Hendry and Mizon summarised a recent paper of theirs on VoxEU explaining that DSGE models break down in crises because these events involve shifts in the distribution of observeables that fixed-parameter, fixed-variance DSGE models can’t articulate. They tell the story in a way that a lay reader might conclude is catastrophic for microfounded, dynamic macroeconomics, and/or rational expectations.
But it isn’t.
Several papers have taken steps to articulate models that have time-varying propagation parameters, and time-varying variances. And there is a literature connecting these models to empirical macro models that estimate time-varying econometric counterparts. None of these papers make it into the citations of the VoxEU post, or the original academic paper.
Part of the discussion is about how the equilibrium laws of motion of the economy, got by invoking the law of iterated expectations, in some cases, aren’t derivable by these same means with time-varying parameters. This is well-known. But DSGE modellers who use time-varying parameters, or time-varying variances, know how to solve such models, at least in cases where there aren’t too many things moving around all at once. Finding expectations that, when used, generate laws of motion whose expectations are equal to what you started with is neat and easy with time-invariant parameters. But though difficult when they vary, the process of searching for this ‘fixed point’ as it’s called is conceptually the same, and often achievable.
Some examples of time-varying DSGE models: (i) Models with ‘stochastic volatility’ [variances of shocks that move around in continuous and random small steps over time], including Caldera et al, and Fernandez-Villaverde and Rubio-Ramirez. (ii) Or Markov-regime-switching models [models in which parameters like price-stickiness, or policy parameters, move around randomly through a small set of possibilities]. including Foerster et al.
All these models rest on a degree of time-invariance; in a stochastic volatility model, the shocks to variances are themselves drawn from a fixed variance. In a Markov-Switching model, the switches occur with fixed probabilities. But in principle we could push the time-variation one step further if we really wanted to. [In fact in the case of Markov-Switching I believe there are examples that do this, though I can’t lay my hands on one now].
The article dwells on the notion that from the perspective of agents the mean and the variance of relevant distributions won’t be known ahead of time. But expectations can be calculated provided that the distributions from which this means and variances are drawn are known.

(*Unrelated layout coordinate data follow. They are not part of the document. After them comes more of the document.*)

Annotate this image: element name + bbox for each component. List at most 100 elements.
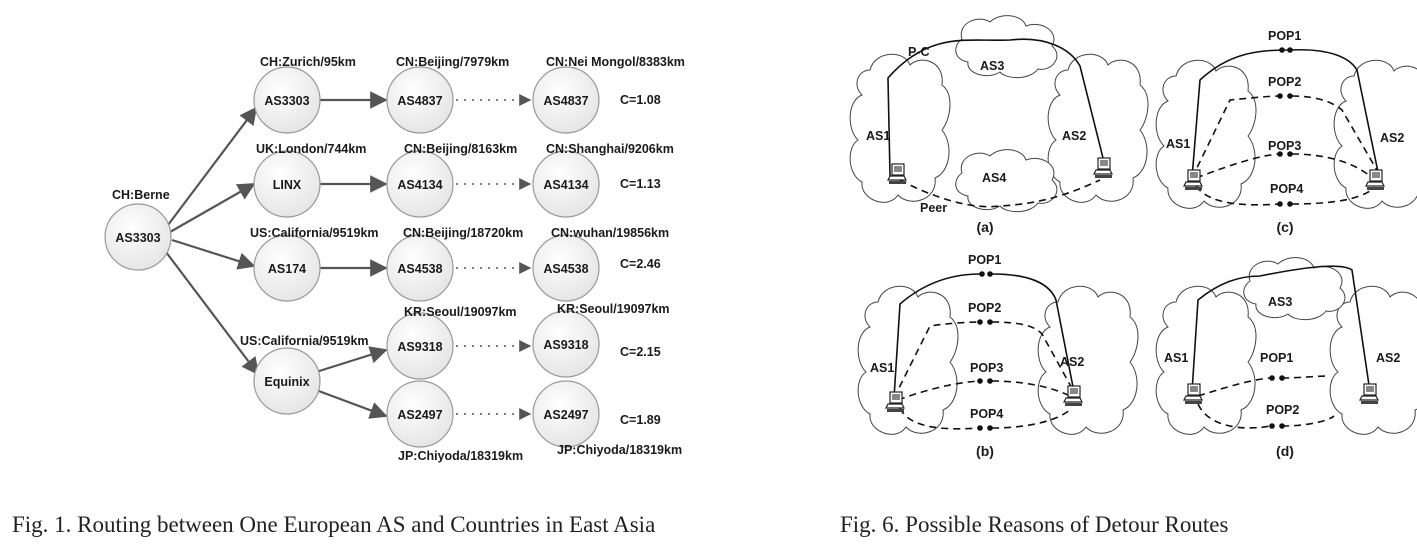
d-as2-label: AS2 bbox=[1376, 351, 1400, 365]
a-as1-label: AS1 bbox=[866, 129, 890, 143]
hop3-name-0: AS4837 bbox=[543, 94, 588, 108]
b-pop3-label: POP3 bbox=[970, 361, 1003, 375]
node-equinix bbox=[253, 347, 321, 415]
hop3-loc-2: CN:wuhan/19856km bbox=[551, 226, 669, 240]
hop2-name-4: AS2497 bbox=[397, 408, 442, 422]
c-pop2-label: POP2 bbox=[1268, 75, 1301, 89]
hop3-name-2: AS4538 bbox=[543, 262, 588, 276]
hop2-name-0: AS4837 bbox=[397, 94, 442, 108]
c-pop3-label: POP3 bbox=[1268, 139, 1301, 153]
hop2-name-1: AS4134 bbox=[397, 178, 442, 192]
a-pc-label: P-C bbox=[908, 45, 930, 59]
panel-a: AS1 AS2 AS3 AS4 P-C Peer (a) bbox=[849, 15, 1149, 235]
c-value-0: C=1.08 bbox=[620, 93, 661, 107]
hop1-name-1: LINX bbox=[273, 178, 302, 192]
c-as2-label: AS2 bbox=[1380, 131, 1404, 145]
node-hop2-3 bbox=[386, 312, 454, 380]
a-as2-label: AS2 bbox=[1062, 129, 1086, 143]
c-pop2-link bbox=[1191, 95, 1379, 179]
node-hop1-1 bbox=[253, 150, 321, 218]
hop2-name-2: AS4538 bbox=[397, 262, 442, 276]
hop3-name-1: AS4134 bbox=[543, 178, 588, 192]
panel-b: AS1 AS2 POP1 POP2 POP3 POP4 (b) bbox=[857, 253, 1139, 459]
equinix-loc: US:California/9519km bbox=[240, 334, 369, 348]
d-pop1-link bbox=[1197, 375, 1331, 397]
node-hop2-1 bbox=[386, 150, 454, 218]
hop1-loc-0: CH:Zurich/95km bbox=[260, 55, 356, 69]
a-as3-label: AS3 bbox=[980, 59, 1004, 73]
c-pop1-label: POP1 bbox=[1268, 29, 1301, 43]
hop1-name-2: AS174 bbox=[268, 262, 306, 276]
d-as1-label: AS1 bbox=[1164, 351, 1188, 365]
hop2-loc-1: CN:Beijing/8163km bbox=[404, 142, 517, 156]
b-pop4-label: POP4 bbox=[970, 407, 1003, 421]
c-as1-label: AS1 bbox=[1166, 137, 1190, 151]
b-pop3-link bbox=[897, 380, 1071, 401]
d-as3-link bbox=[1191, 265, 1371, 393]
hop1-name-0: AS3303 bbox=[264, 94, 309, 108]
c-value-3: C=2.15 bbox=[620, 345, 661, 359]
hop3-name-3: AS9318 bbox=[543, 338, 588, 352]
hop2-loc-3: KR:Seoul/19097km bbox=[404, 305, 517, 319]
pc-link bbox=[887, 38, 1106, 177]
hop3-loc-4: JP:Chiyoda/18319km bbox=[557, 443, 682, 457]
fig6-detour-diagram: AS1 AS2 AS3 AS4 P-C Peer (a) AS1 AS2 POP… bbox=[830, 0, 1417, 555]
b-pop1-link bbox=[893, 273, 1075, 399]
node-hop3-0 bbox=[532, 66, 600, 134]
c-value-1: C=1.13 bbox=[620, 177, 661, 191]
a-as4-label: AS4 bbox=[982, 171, 1006, 185]
node-hop1-2 bbox=[253, 234, 321, 302]
source-edges bbox=[165, 106, 260, 376]
hop2-loc-2: CN:Beijing/18720km bbox=[403, 226, 523, 240]
cloud-b-as2 bbox=[1037, 285, 1139, 435]
fig1-caption: Fig. 1. Routing between One European AS … bbox=[12, 512, 655, 537]
fig6-caption: Fig. 6. Possible Reasons of Detour Route… bbox=[840, 512, 1228, 537]
hop3-loc-1: CN:Shanghai/9206km bbox=[546, 142, 674, 156]
c-pop4-link bbox=[1195, 185, 1375, 206]
source-name: AS3303 bbox=[115, 231, 160, 245]
c-pop3-link bbox=[1195, 153, 1371, 179]
b-pop4-link bbox=[899, 407, 1073, 430]
b-pop2-link bbox=[893, 321, 1075, 399]
hop-edges bbox=[315, 91, 388, 419]
equinix-name: Equinix bbox=[264, 375, 309, 389]
source-location: CH:Berne bbox=[112, 188, 170, 202]
node-hop2-2 bbox=[386, 234, 454, 302]
panel-a-label: (a) bbox=[976, 219, 993, 235]
node-hop2-0 bbox=[386, 66, 454, 134]
hop3-name-4: AS2497 bbox=[543, 408, 588, 422]
b-as2-label: AS2 bbox=[1060, 355, 1084, 369]
d-pop2-label: POP2 bbox=[1266, 403, 1299, 417]
d-pop2-link bbox=[1197, 403, 1335, 429]
node-source bbox=[104, 203, 172, 271]
hop3-loc-0: CN:Nei Mongol/8383km bbox=[546, 55, 685, 69]
b-pop1-label: POP1 bbox=[968, 253, 1001, 267]
d-pop1-label: POP1 bbox=[1260, 351, 1293, 365]
c-pop4-label: POP4 bbox=[1270, 182, 1303, 196]
hop2-name-3: AS9318 bbox=[397, 340, 442, 354]
panel-c-label: (c) bbox=[1276, 219, 1293, 235]
a-peer-label: Peer bbox=[920, 201, 947, 215]
node-hop3-1 bbox=[532, 150, 600, 218]
cloud-as4 bbox=[955, 149, 1058, 213]
b-pop2-label: POP2 bbox=[968, 301, 1001, 315]
cloud-c-as1 bbox=[1155, 59, 1257, 209]
hop2-loc-4: JP:Chiyoda/18319km bbox=[398, 449, 523, 463]
node-hop3-3 bbox=[532, 310, 600, 378]
panel-b-label: (b) bbox=[976, 443, 994, 459]
panel-c: AS1 AS2 POP1 POP2 POP3 POP4 (c) bbox=[1155, 29, 1417, 235]
node-hop1-0 bbox=[253, 66, 321, 134]
hop2-loc-0: CN:Beijing/7979km bbox=[396, 55, 509, 69]
node-hop3-2 bbox=[532, 234, 600, 302]
c-value-4: C=1.89 bbox=[620, 413, 661, 427]
hop3-loc-3: KR:Seoul/19097km bbox=[557, 302, 670, 316]
d-as3-label: AS3 bbox=[1268, 295, 1292, 309]
b-as1-label: AS1 bbox=[870, 361, 894, 375]
panel-d: AS1 AS2 AS3 POP1 POP2 (d) bbox=[1155, 257, 1417, 459]
node-hop2-4 bbox=[386, 380, 454, 448]
c-value-2: C=2.46 bbox=[620, 257, 661, 271]
hop1-loc-1: UK:London/744km bbox=[256, 142, 366, 156]
panel-d-label: (d) bbox=[1276, 443, 1294, 459]
fig1-routing-diagram: AS3303 AS3303 LINX AS174 Equinix AS4837 … bbox=[12, 55, 685, 537]
cloud-as3 bbox=[955, 15, 1058, 79]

At any rate, the critique is somewhat academic, because many authors have pushed the boundaries of DSGE models by dropping the notion of rational expectations. Sargent and coauthors have worked out the equilibria for agents who are Bayesian learners, yet doubt the distributions for relevant concepts implied by their models. Ilut has figured out a simple DSGE model in which agents respond to changes in the degree of ambiguity about the distribution of technology over time. Models with learning can be simulated recursively, so there is no problem at all shoving through changes in policy or economic parameters, or changes in variances. I can’t find an example that does this, but that’s because it’s so easy that no-one would get any points for trying to tell anyone else that this was possible on their computer!

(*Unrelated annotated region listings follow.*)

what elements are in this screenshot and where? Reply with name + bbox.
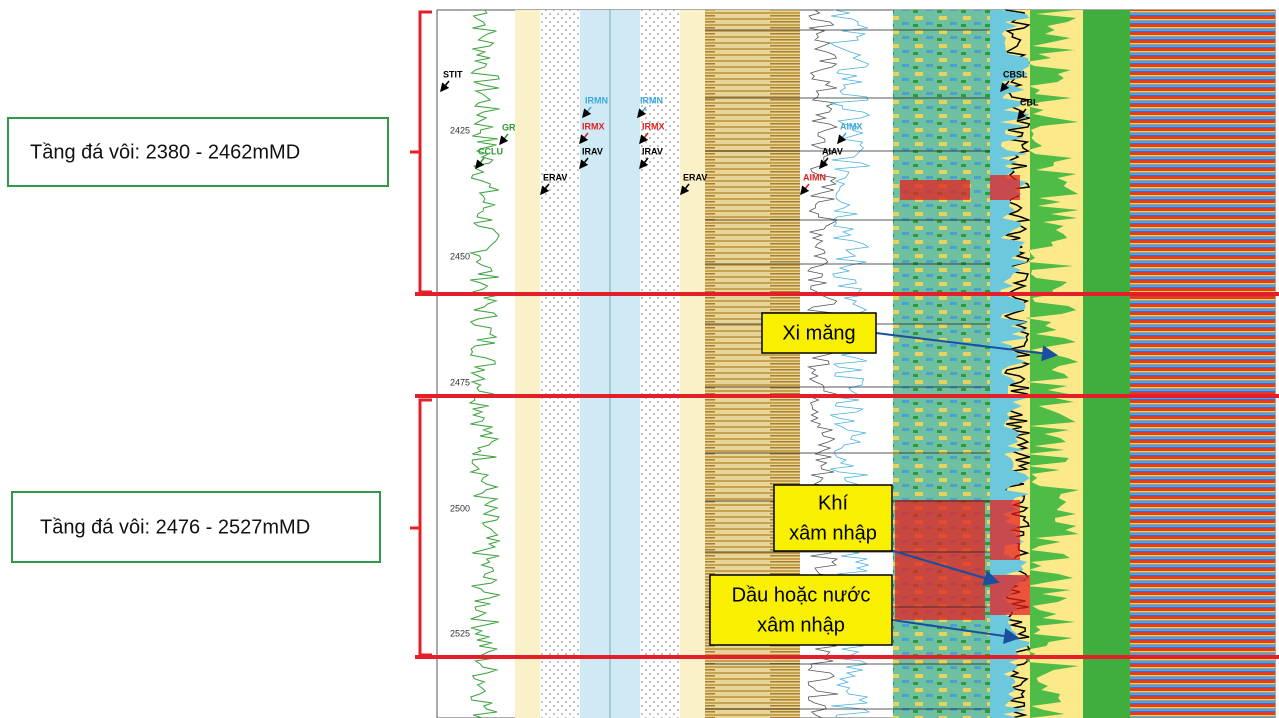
- track-label: CCLU: [478, 146, 503, 156]
- track: [540, 10, 580, 718]
- track-label: IRMX: [642, 121, 665, 131]
- callout-text: Xi măng: [782, 322, 855, 344]
- track-label: IRMN: [585, 95, 608, 105]
- depth-label: 2500: [450, 503, 470, 513]
- zone-label: Tầng đá vôi: 2476 - 2527mMD: [40, 516, 310, 538]
- gas-zone: [900, 180, 970, 200]
- track-label: IRAV: [582, 146, 603, 156]
- depth-label: 2525: [450, 628, 470, 638]
- gas-zone: [895, 500, 985, 620]
- track-label: AIMN: [803, 172, 826, 182]
- depth-label: 2475: [450, 377, 470, 387]
- track-label: ERAV: [543, 172, 567, 182]
- track-label: IRMX: [582, 121, 605, 131]
- track-label: GR: [502, 122, 516, 132]
- callout-text: Dầu hoặc nước: [732, 584, 871, 606]
- track: [1130, 10, 1275, 718]
- track-label: AIMX: [840, 121, 863, 131]
- track: [680, 10, 705, 718]
- track-label: AIAV: [822, 146, 843, 156]
- track-label: CBL: [1020, 97, 1039, 107]
- depth-label: 2450: [450, 251, 470, 261]
- track-label: IRMN: [640, 95, 663, 105]
- bracket: [410, 12, 432, 292]
- track: [515, 10, 540, 718]
- page: Tầng đá vôi: 2380 - 2462mMD Tầng đá vôi:…: [0, 0, 1279, 718]
- callout-text: Khí: [818, 492, 848, 514]
- callout-text: xâm nhập: [757, 614, 845, 636]
- callout-text: xâm nhập: [789, 522, 877, 544]
- track-label: STIT: [443, 69, 463, 79]
- zone-label: Tầng đá vôi: 2380 - 2462mMD: [30, 141, 300, 163]
- track-label: IRAV: [642, 146, 663, 156]
- track-label: CBSL: [1003, 69, 1028, 79]
- track: [1083, 10, 1130, 718]
- gas-zone: [990, 500, 1020, 560]
- depth-label: 2425: [450, 125, 470, 135]
- track: [640, 10, 680, 718]
- bracket: [410, 400, 432, 655]
- gas-zone: [990, 175, 1020, 200]
- track-label: ERAV: [683, 172, 707, 182]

A further point to make is that we will rarely be able to say decisively that the distribution has changed. A common theme in the stochastic volatility literature is that it is hard to distinguish a high probability draw from a new distribution with a larger variance from a low probability draw from the old distribution with a small variance. Perhaps the post Great Moderation era indicates a shift to a new distribution of macro variables. Perhaps it just reveals that the time-invariant distribution involved a higher probability of disasters than we thought before the crisis. The failure of our pre-crisis DSGE models doesn’t necessarily indicate we need time-varying ones, just models that generate low probability extreme outcomes (like a crash). We should guard against jumping too quickly from atheoretic econometric analysis which appears to show distribution-shifts, to concluding that time-varying distribution DSGE models are necessary.

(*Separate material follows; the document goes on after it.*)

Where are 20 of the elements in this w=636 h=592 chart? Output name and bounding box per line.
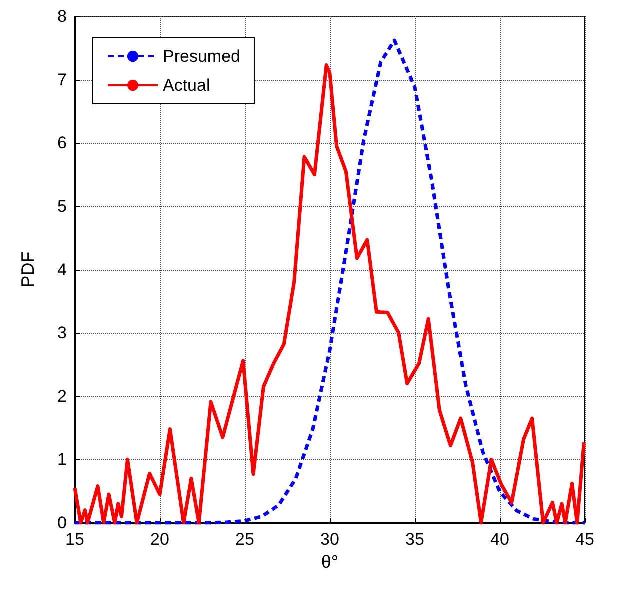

Hendry and Mizon make a number of scathing references to the fact that central banks like the Bank of England operate with these fixed-parameter DSGE models, in apparent oblivion to the fact that distributions are changing all around them. In the BoE’s defence, their modelling staff know the time-varying DSGE and empirical macro literatures well, and some of them have published in these fields, and many of the contributors have presented in the Bank’s seminar series. Further, the staff and the MPC don’t follow the models slavishly, or necessary believe literally in the assumption of rational expectations which Hendry and Mizon think (mistakenly in my view) is so problematic.
Strictly speaking, the post criticises ‘standard’ macro models. Leaving open that they accept that there are ‘non-standard’ varieties that are immune from their critiques. In which case there is no dispute. But I think this other work deserves a mention. It illustrates that time-variation in variances isn’t catastrophic for rational expectations or DSGE models. And anyway, who cares, given the strange and wonderful new work on more realistic, non-rational expectations, which most central banks would, I surmise, subscribe to.
[Update: this post, and the Hendry and Mizon paper, sparked a discussion on econjobrumors. One of the contributors makes a great point that I hadn’t thought of, which is that many DSGE models generate multiple equilibria, which is another class of model that would produce data that might appear to an econometrician to manifest distribution changes, even though the Data Generating Process had not changed at all.]